= Washizu Kidō =

Japanese scholar and samurai (1825–1882)

Washizu Kidō (鷲津 毅堂, December 17, 1825 - October 5, 1882) was a Japanese scholar, samurai and government official from the Owari Domain. He served as Vice-Governor of Tome Prefecture. His imina is Norimitsu.

Writer Kafū Nagai was his grandson. Scholar Natsue Washizu, who is also a singer and actress under the name Kurumi Kobato, is the great-granddaughter of Kidō's younger brother Yōshō.

== Life ==
Washizu Kidō was born on December 17, 1825, in Niwa, Niwa, Owari Province (present-day Niwa, Ichinomiya, Aichi Prefecture). The Washizu family had been samurai for generations. He had a younger brother called Yōshō. His great-grandfather Washizu Yūrin was a Confucian scholar.
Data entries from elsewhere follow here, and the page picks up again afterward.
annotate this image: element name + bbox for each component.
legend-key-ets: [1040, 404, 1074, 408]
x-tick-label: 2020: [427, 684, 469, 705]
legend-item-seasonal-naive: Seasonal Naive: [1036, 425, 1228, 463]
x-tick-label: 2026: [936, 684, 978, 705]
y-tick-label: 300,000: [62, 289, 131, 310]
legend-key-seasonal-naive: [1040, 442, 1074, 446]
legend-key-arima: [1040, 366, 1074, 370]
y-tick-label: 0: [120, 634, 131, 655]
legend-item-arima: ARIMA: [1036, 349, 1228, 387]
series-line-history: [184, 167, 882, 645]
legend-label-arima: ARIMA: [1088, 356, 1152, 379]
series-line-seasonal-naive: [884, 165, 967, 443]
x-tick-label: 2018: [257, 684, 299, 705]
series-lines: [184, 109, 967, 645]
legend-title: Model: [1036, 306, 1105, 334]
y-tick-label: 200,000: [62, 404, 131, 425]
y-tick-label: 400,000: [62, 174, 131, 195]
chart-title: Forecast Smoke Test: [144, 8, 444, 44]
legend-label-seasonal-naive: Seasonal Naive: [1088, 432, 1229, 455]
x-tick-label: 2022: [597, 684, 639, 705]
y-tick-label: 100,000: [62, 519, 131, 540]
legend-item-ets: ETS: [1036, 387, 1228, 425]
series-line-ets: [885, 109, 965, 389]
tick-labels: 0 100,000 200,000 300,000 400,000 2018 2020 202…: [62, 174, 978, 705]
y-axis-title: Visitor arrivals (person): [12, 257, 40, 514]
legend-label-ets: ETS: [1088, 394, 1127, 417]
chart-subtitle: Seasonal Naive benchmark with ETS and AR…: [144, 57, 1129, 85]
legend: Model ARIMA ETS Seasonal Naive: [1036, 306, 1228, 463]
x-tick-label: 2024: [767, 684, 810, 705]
In 1845, he entered the Shōheizaka School in Edo.

Through the recommendation by the domain's foot soldier (ashigaru) commander, he was appointed school inspector at Meirindō School in 1867. The next year, he was appointed chief of assistants to the lord and steward of women's quarters. He was also appointed as a government official in the newly established office of the President of the Government.

In 1869, he was appointed Junior Secretary of the Daigakkō (present-day University of Tokyo) and Vice-Governor of Tome Prefecture in Rikuzen Province. He was then moved to the Ministry of Justice and appointed Judge of Religious Proclamation in 1871.

In 1881, he became a member of the Tokyo Academy.

Kidō died on October 5, 1882, at the age of 56. He was awarded the court rank of Senior Fifth Rank posthumously in 1915.

His second daughter Tsune married poet and bureaucrat Nagai Kyūichirō.

== Genealogy ==
Regarding the origin of the Washizu clan, a tablet inscription recorded by Mishima Chūshū states, "[The clan] begins from Agatanushi Inamaro. Inamaro's descendant Jirō Saemonjō-no-jō Naomitsu became the jitō of Chita District. Thus, [he] made [this his] surname. A descendant several generations later, Jinzaemon imina Shigemitsu, moved and lives in the current village. He is the 9th generation from the patriarch."

According to Owari Meishozue, "There are people of the Washizu clan in this village [Niwa]. They are descendants of Taishu Toki Mino-no-kami Yorinari [Toki Yorinari] from the former Mino Province. In the 11th year of Tenbun, they were attacked by the Saitō clan and came and took refuge in this land. After several generations since that time, the clan head during Kansei was called Yūrin, erudite and multi-talented with many students, he made a name at one point."

A family tree stored by the Washizu family in Shitaya, Tokyo states, "The shintai of Niwa Shrine in Niwa District and Futoshi Shrine in Nakajima District, Nakano-omiko-gami-no-mikoto, was the founder, the long descendancy became ryōshi [territorial governors] or dairyō [highest rank of a district governor] for generations. . . . In the 8th month of the 5th year of Jōgan, Toshiyuki, a third generation descendant of dairyōji-appointed Yoshikazu, used Washizu as a surname for the first time. . . . Washizu Kyūzō Munenori served Maeda Toshiie in the 8th month of the 13th year of Tenshō in the war in Etchū Province, after being severely wounded, he distinguished himself in the Battle of Shizugatake. A descendant of Kyūzō Munenori was called Washizu Chōuemon Mitsutoshi. After Chōuemon Mitsutoshi, there is a similarly named Chōuemon Mitsutoshi, which [the name] continued for two generations, and his second son was the scholar Washizu Yūrin. Kidō is the great-grandson of Yūrin."

Comparing the table inscription recorded by Mishima Chūshū, the Owari Meishozue and the Washizu family tree of Shitaya, both similarities and differences can be seen.